Karena itu, sebagai 'tuan rumah', Pemerintah Daerah (Pemda) Mabar dan semua pemangku kepentingan di wilayah ini, mesti berjuang ekstra agar pelbagai jenis virus penyebab aneka penyakit, tidak menjalar secara massif. Kita mesti pastikan bahwa daerah ini aman untuk dikunjungi. Citra sebagai daerah 'yang sehat' menjadi modal utama dalam menarik simpati para calon wisatawan.
Sampai di sini, diskursus tentang pariwisata sehat semakin relevan dan urgen dikembangkan. Fokus perhatian kita, semestinya tidak hanya berkaitan dengan sanitasi yang buruk (kotor), tetapi juga soal 'perilaku manusia' yang berpotensi berkembang biaknya virus tertentu.
Selain virus Corona, saya kira isu HIV dan AIDS juga mesti menjadi salah satu atensi kita. Pembicaraan tentang HIV/AIDS ini semakin mendesak, mengingat kasus orang dengan HIV/AIDS (ODHA) di Mabar cenderung mengalami peningkatan. Data dari Komisi Penanggulangan HIV/AIDS (KPA) Kabupaten Mabar per Maret 2021 menunjukkan bahwa total kasus HIV sebanyak 67 dan AIDS sebanyak 35 kasus. Angka itu mengalami perubahan menjadi 114 kasus per 4 Agustus 2021 dengan perincian HIV 70 kasus dan AIDS sebanyak 44 kasus.

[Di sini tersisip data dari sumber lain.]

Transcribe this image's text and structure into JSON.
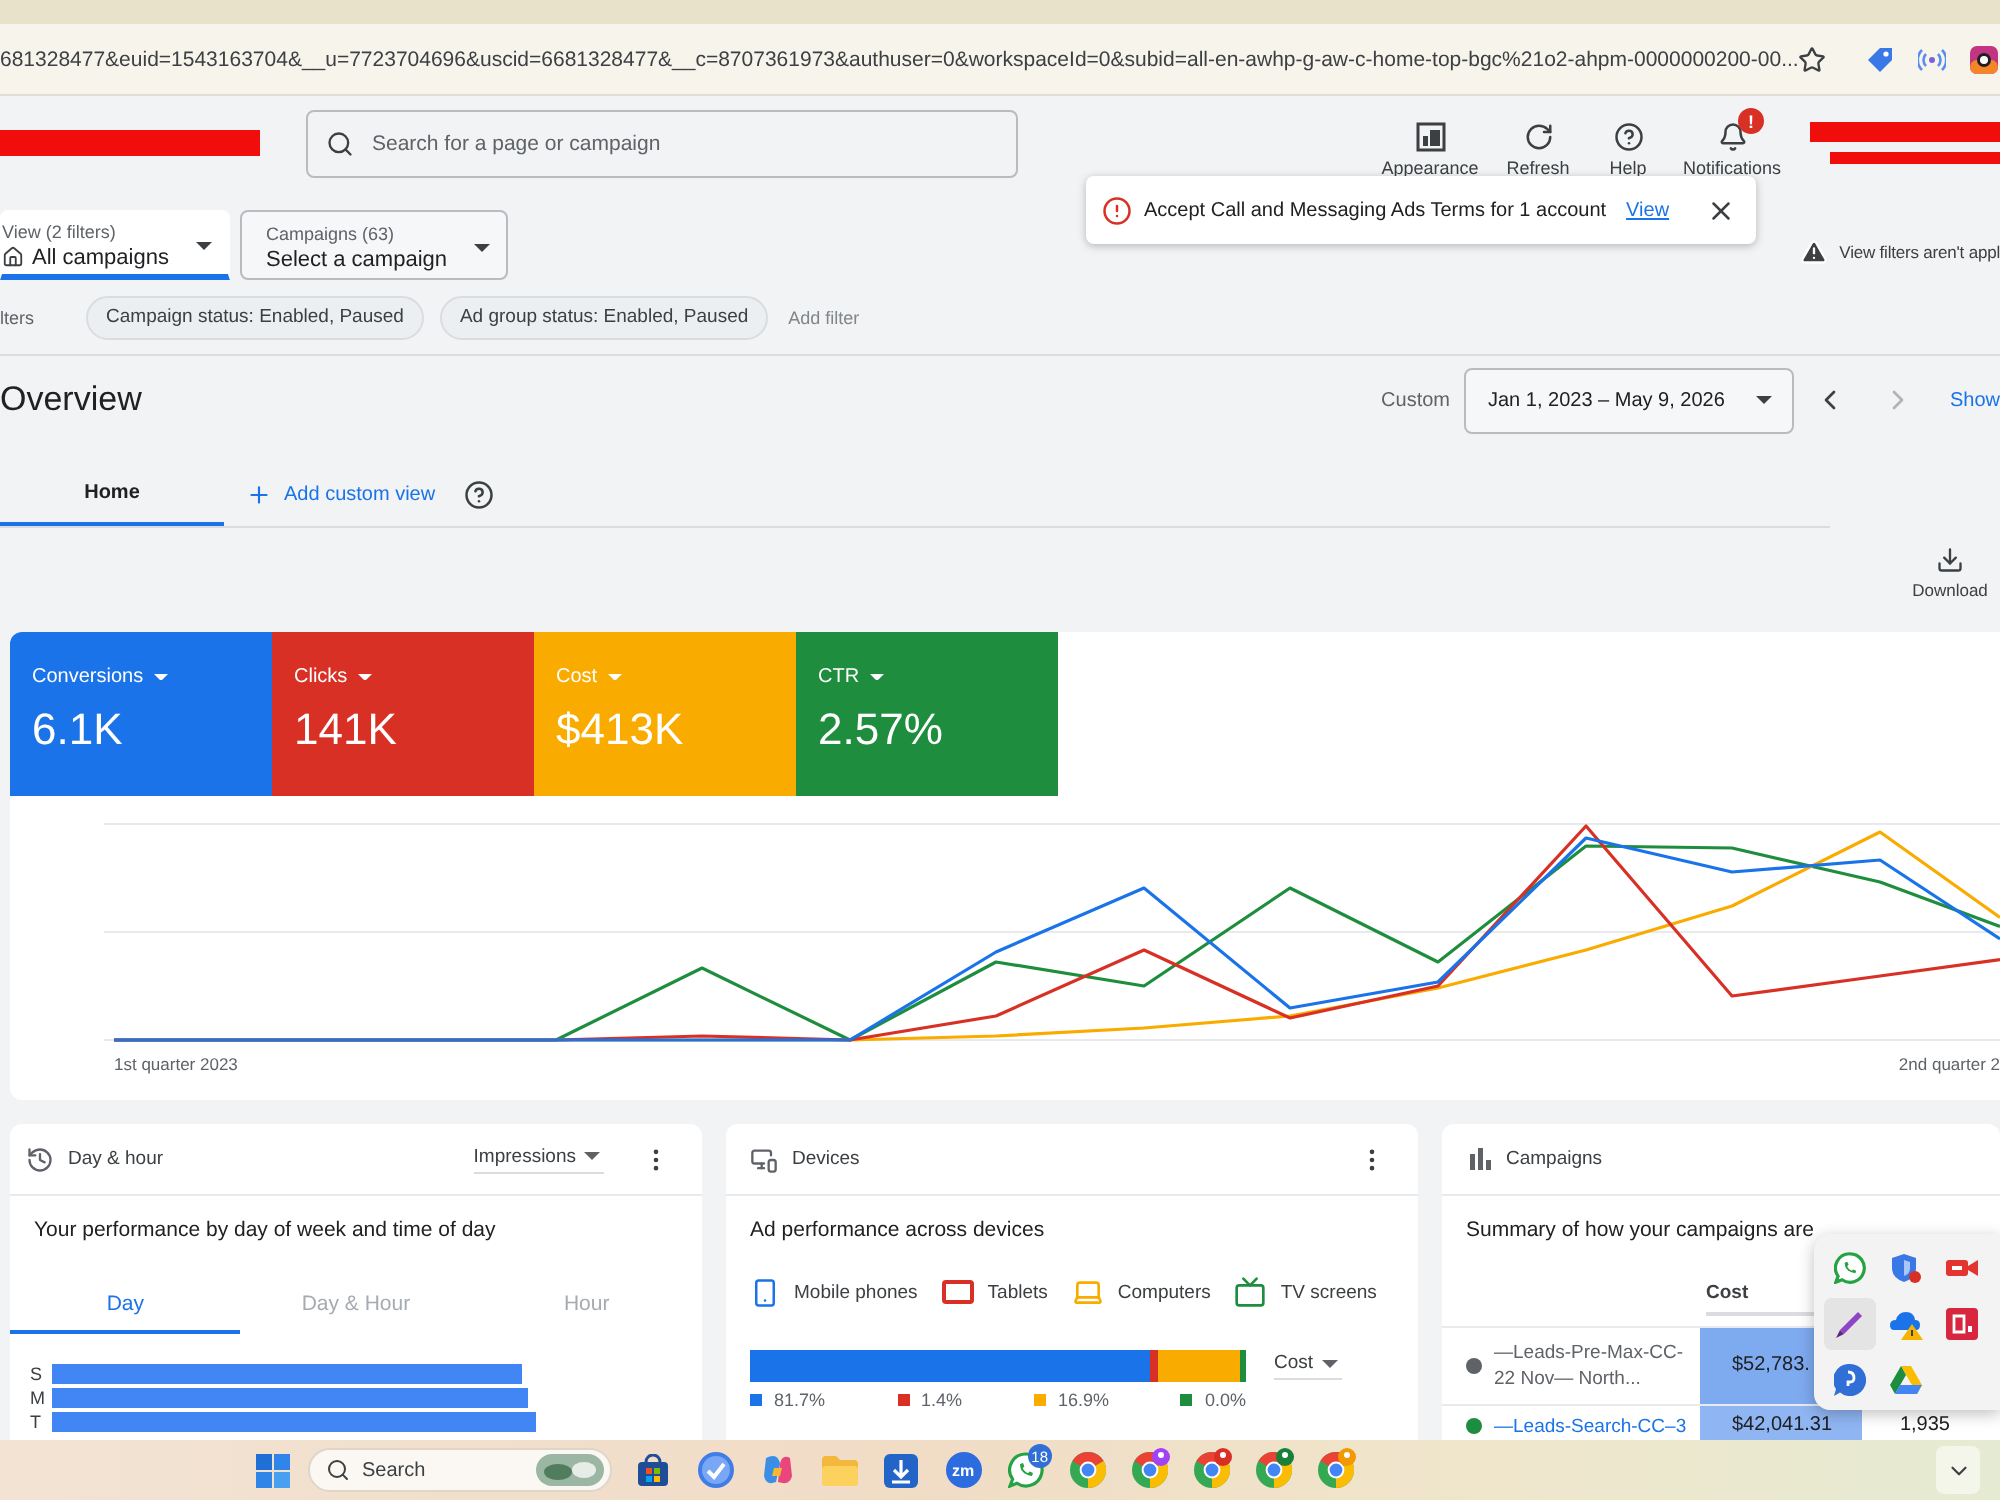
{
  "browser": {
    "url": "681328477&euid=1543163704&__u=7723704696&uscid=6681328477&__c=8707361973&authuser=0&workspaceId=0&subid=all-en-awhp-g-aw-c-home-top-bgc%21o2-ahpm-0000000200-00..."
  },
  "header": {
    "search": {
      "placeholder": "Search for a page or campaign"
    },
    "actions": [
      {
        "kind": "appearance",
        "label": "Appearance"
      },
      {
        "kind": "refresh",
        "label": "Refresh"
      },
      {
        "kind": "help",
        "label": "Help"
      },
      {
        "kind": "notifications",
        "label": "Notifications",
        "badge": "!"
      }
    ]
  },
  "selectors": [
    {
      "label": "View (2 filters)",
      "value": "All campaigns",
      "selected": true
    },
    {
      "label": "Campaigns (63)",
      "value": "Select a campaign",
      "selected": false
    }
  ],
  "toast": {
    "message": "Accept Call and Messaging Ads Terms for 1 account",
    "link": "View"
  },
  "notice": "View filters aren't appl",
  "filters": {
    "label": "lters",
    "chips": [
      "Campaign status: Enabled, Paused",
      "Ad group status: Enabled, Paused"
    ],
    "add": "Add filter"
  },
  "overview": {
    "title": "Overview",
    "range_label": "Custom",
    "date_range": "Jan 1, 2023 – May 9, 2026",
    "show": "Show"
  },
  "tabs": [
    {
      "label": "Home",
      "selected": true
    }
  ],
  "add_view": "Add custom view",
  "download": "Download",
  "metrics": [
    {
      "label": "Conversions",
      "value": "6.1K",
      "color": "#1a73e8"
    },
    {
      "label": "Clicks",
      "value": "141K",
      "color": "#d93025"
    },
    {
      "label": "Cost",
      "value": "$413K",
      "color": "#f9ab00"
    },
    {
      "label": "CTR",
      "value": "2.57%",
      "color": "#1e8e3e"
    }
  ],
  "trend": {
    "x_labels": [
      "1st quarter 2023",
      "2nd quarter 2"
    ]
  },
  "day_hour": {
    "title": "Day & hour",
    "metric": "Impressions",
    "subtitle": "Your performance by day of week and time of day",
    "tabs": [
      {
        "label": "Day",
        "selected": true
      },
      {
        "label": "Day & Hour",
        "selected": false
      },
      {
        "label": "Hour",
        "selected": false
      }
    ],
    "days": [
      "S",
      "M",
      "T"
    ]
  },
  "devices": {
    "title": "Devices",
    "subtitle": "Ad performance across devices",
    "metric": "Cost",
    "segments": [
      {
        "name": "Mobile phones",
        "color": "#1a73e8",
        "reading": "81.7%"
      },
      {
        "name": "Tablets",
        "color": "#d93025",
        "reading": "1.4%"
      },
      {
        "name": "Computers",
        "color": "#f9ab00",
        "reading": "16.9%"
      },
      {
        "name": "TV screens",
        "color": "#1e8e3e",
        "reading": "0.0%"
      }
    ]
  },
  "campaigns": {
    "title": "Campaigns",
    "subtitle": "Summary of how your campaigns are",
    "columns": [
      "Cost"
    ],
    "rows": [
      {
        "name": "—Leads-Pre-Max-CC-22 Nov— North...",
        "color": "#5f6368",
        "paused": true,
        "cells": [
          "$52,783."
        ]
      },
      {
        "name": "—Leads-Search-CC–3",
        "color": "#1e8e3e",
        "paused": false,
        "cells": [
          "$42,041.31",
          "1,935"
        ]
      }
    ]
  },
  "taskbar": {
    "search": {
      "placeholder": "Search"
    },
    "app_logo_text": "zm",
    "message_badge": "18"
  }
}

Ingat bahwa yang tersaji dalam statistik itu hanya berdasarkan 'hasil tes' dan pendataan resmi. Boleh jadi, kasus HIV/AIDS yang tak terdata dan tak terlaporkan bisa lebih banyak dari angka di atas. Jika tak ada upaya dan langkah konkret dalam mencegah penyebaran HIV ini, maka bukan tidak mungkin isu HIV/AIDS berkembang menjadi 'endemi'. Status daerah endemi HIV/AIDS jelas bukan sebuah kabar yang menggembirakan.

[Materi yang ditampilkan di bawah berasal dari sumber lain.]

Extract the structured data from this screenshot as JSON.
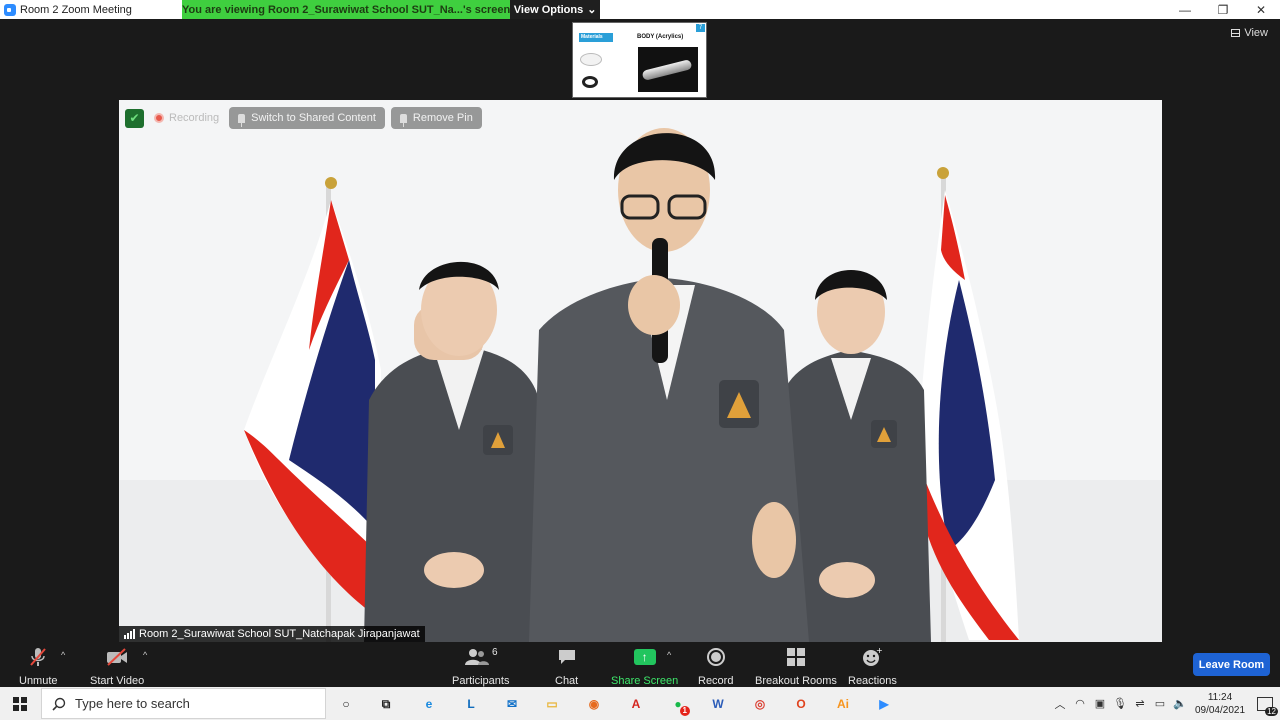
{
  "window": {
    "title": "Room 2   Zoom Meeting",
    "controls": {
      "minimize": "—",
      "restore": "❐",
      "close": "✕"
    }
  },
  "banner": {
    "viewing_text": "You are viewing Room 2_Surawiwat School SUT_Na...'s screen",
    "view_options_label": "View Options",
    "view_options_caret": "⌄"
  },
  "shared_thumbnail": {
    "page_number": "7",
    "materials_label": "Materials",
    "body_title": "BODY (Acrylics)"
  },
  "view_button": {
    "label": "View"
  },
  "video_overlay": {
    "recording_label": "Recording",
    "switch_to_shared_label": "Switch to Shared Content",
    "remove_pin_label": "Remove Pin",
    "participant_name": "Room 2_Surawiwat School SUT_Natchapak Jirapanjawat"
  },
  "toolbar": {
    "unmute_label": "Unmute",
    "start_video_label": "Start Video",
    "participants_label": "Participants",
    "participants_count": "6",
    "chat_label": "Chat",
    "share_screen_label": "Share Screen",
    "record_label": "Record",
    "breakout_rooms_label": "Breakout Rooms",
    "reactions_label": "Reactions",
    "leave_room_label": "Leave Room",
    "caret": "^"
  },
  "taskbar": {
    "search_placeholder": "Type here to search",
    "apps": [
      {
        "name": "cortana-icon",
        "glyph": "○",
        "color": "#222222"
      },
      {
        "name": "task-view-icon",
        "glyph": "⧉",
        "color": "#222222"
      },
      {
        "name": "edge-icon",
        "glyph": "e",
        "color": "#1a8adf"
      },
      {
        "name": "learning-app-icon",
        "glyph": "L",
        "color": "#0f6cbd"
      },
      {
        "name": "mail-icon",
        "glyph": "✉",
        "color": "#1070c8"
      },
      {
        "name": "file-explorer-icon",
        "glyph": "▭",
        "color": "#e8b53a"
      },
      {
        "name": "firefox-icon",
        "glyph": "◉",
        "color": "#e66a1e"
      },
      {
        "name": "acrobat-icon",
        "glyph": "A",
        "color": "#d4261f"
      },
      {
        "name": "line-icon",
        "glyph": "●",
        "color": "#18b94a"
      },
      {
        "name": "word-icon",
        "glyph": "W",
        "color": "#2b5cb8"
      },
      {
        "name": "chrome-icon",
        "glyph": "◎",
        "color": "#db4437"
      },
      {
        "name": "office-icon",
        "glyph": "O",
        "color": "#e0431e"
      },
      {
        "name": "illustrator-icon",
        "glyph": "Ai",
        "color": "#f7941d"
      },
      {
        "name": "zoom-icon",
        "glyph": "▶",
        "color": "#2d8cff"
      }
    ],
    "line_badge": "1",
    "time": "11:24",
    "date": "09/04/2021",
    "notification_count": "12",
    "tray_icons": [
      {
        "name": "chevron-up-icon",
        "glyph": "︿"
      },
      {
        "name": "network-icon",
        "glyph": "◠"
      },
      {
        "name": "meet-now-icon",
        "glyph": "▣"
      },
      {
        "name": "microphone-icon",
        "glyph": "🎙"
      },
      {
        "name": "usb-icon",
        "glyph": "⇌"
      },
      {
        "name": "battery-icon",
        "glyph": "▭"
      },
      {
        "name": "volume-icon",
        "glyph": "🔈"
      }
    ]
  },
  "colors": {
    "banner_green": "#3fcf3f",
    "share_green": "#22c55e",
    "leave_blue": "#1e63d4",
    "toolbar_bg": "#1a1a1a",
    "flag_red": "#e1261c",
    "flag_blue": "#1f2a6e",
    "suit_gray": "#4a4d52"
  }
}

Berita 'merebaknya kasus HIV/AIDS', bisa berimplikasi pada 'redupnya' reputasi pariwisata. Citra sebagai destinasi wisata yang endemi HIV/AIDS berpotensi 'menghambat' laju peningkatan kunjungan wisatawan di daerah ini. Fenomen semacam ini, rasanya sangat normal. Wisatawan hanya mau berkunjung dan berada di daerah yang sehat. Salah satu indikatornya adalah minimnya potensi persebaran HIV/AIDS.
Tentu kita tidak ingin pariwisata kita 'lesu' hanya karena HIV/AIDS. Oleh karena itu, perlu sebuah komitmen politik yang kuat dalam mengurangi jumlah kasus penularan HIV/AIDS. Upaya menanggulangi isu HIV/AIDS itu seharusnya bersifat lintas sektoral dan melibatkan semua elemen masyarakat.

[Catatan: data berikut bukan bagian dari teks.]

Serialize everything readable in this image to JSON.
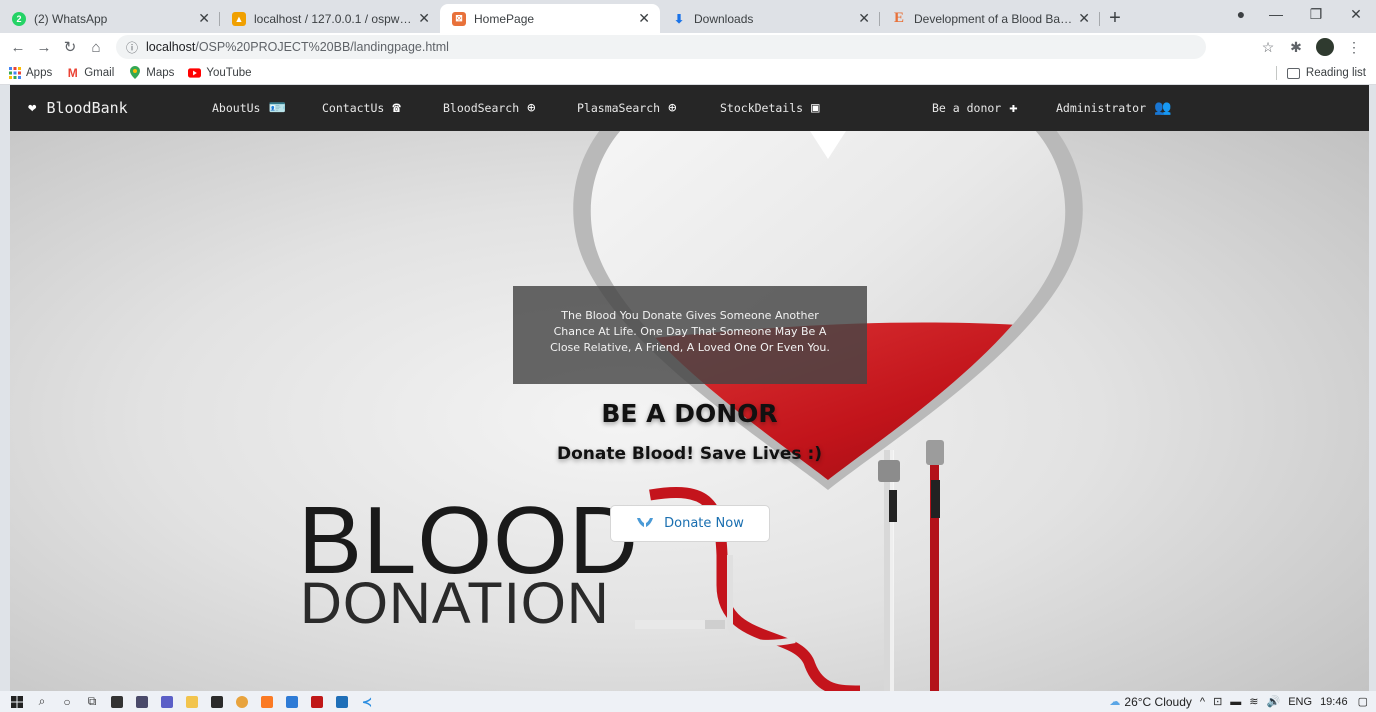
{
  "browser": {
    "tabs": [
      {
        "title": "(2) WhatsApp",
        "color": "#25d366",
        "glyph": "2",
        "active": false
      },
      {
        "title": "localhost / 127.0.0.1 / ospworks /",
        "color": "#f0a000",
        "glyph": "▲",
        "active": false
      },
      {
        "title": "HomePage",
        "color": "#e8713a",
        "glyph": "⊠",
        "active": true
      },
      {
        "title": "Downloads",
        "color": "#1a73e8",
        "glyph": "⬇",
        "active": false
      },
      {
        "title": "Development of a Blood Bank Ma",
        "color": "#e8713a",
        "glyph": "E",
        "active": false
      }
    ],
    "new_tab": "+",
    "window_controls": [
      "—",
      "❐",
      "✕"
    ],
    "url_host": "localhost",
    "url_path": "/OSP%20PROJECT%20BB/landingpage.html",
    "bookmarks": [
      {
        "label": "Apps",
        "icon": "apps-grid-icon"
      },
      {
        "label": "Gmail",
        "icon": "gmail-icon"
      },
      {
        "label": "Maps",
        "icon": "maps-pin-icon"
      },
      {
        "label": "YouTube",
        "icon": "youtube-icon"
      }
    ],
    "reading_list": "Reading list"
  },
  "navbar": {
    "brand": "BloodBank",
    "links": [
      {
        "label": "AboutUs",
        "icon": "id-card-icon"
      },
      {
        "label": "ContactUs",
        "icon": "phone-icon"
      },
      {
        "label": "BloodSearch",
        "icon": "search-plus-icon"
      },
      {
        "label": "PlasmaSearch",
        "icon": "search-plus-icon"
      },
      {
        "label": "StockDetails",
        "icon": "box-icon"
      },
      {
        "label": "Be a donor",
        "icon": "donor-icon"
      },
      {
        "label": "Administrator",
        "icon": "users-lock-icon"
      }
    ]
  },
  "hero": {
    "quote_line1": "The Blood You Donate Gives Someone Another",
    "quote_line2": "Chance At Life. One Day That Someone May Be A",
    "quote_line3": "Close Relative, A Friend, A Loved One Or Even You.",
    "title": "BE A DONOR",
    "subtitle": "Donate Blood! Save Lives :)",
    "button": "Donate Now",
    "art_word1": "BLOOD",
    "art_word2": "DONATION"
  },
  "taskbar": {
    "weather": "26°C Cloudy",
    "language": "ENG",
    "time": "19:46"
  },
  "colors": {
    "navbar_bg": "#262626",
    "blood_red": "#c4141c",
    "button_text": "#1a6fb0"
  }
}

Sebaliknya, kita juga tidak mau kasus HIV/AIDS meningkat tajam gara-gara pariwisata. Artinya, aktivitas kepariwisataan berkontribusi melahirkan perilaku yang memungkinkan HIV beranak-pinak. Kita tidak bisa menutup mata bahwa wisatawan yang datang ke Labuan Bajo berasal dari lingkungan kebudayaan yang beragam. Pola laku dan gaya hidup mereka mungkin berpotensi hadirkan HIV di wilayah ini.
Masalahnya adalah kita relatif cepat beradaptasi dengan 'gaya hidup yang baru'. Kehidupan dunia malam dengan seabrek aktivitas yang cenderung bebas, merupakan pintu masuk munculnya HIV itu. Untuk itu, kita mesti 'melindungi diri' dengan tidak mudah terjebak dalam aktivitas seksual secara liar. Jika terpaksa harus bertransaksi soal seks, maka pilihannya adalah lakukan seks yang aman. Gunakan kondom saat berhubungan seks dengan pasangan yang bergonta-ganti itu.
Dengan itu, raga kita sehat dan pariwisata pun akan sehat. Ketika tubuh warga dalam keadaan sehat, maka pariwisata akan berjalan dengan sehat. Pariwisata yang sehat adalah modal berharga dalam melaksanakan pembangunan berkelanjutan dalam memperbaiki tingkat kemaslahatan publik.
*Penulis adalah warga Mabar. Tinggal di Watu Langkas.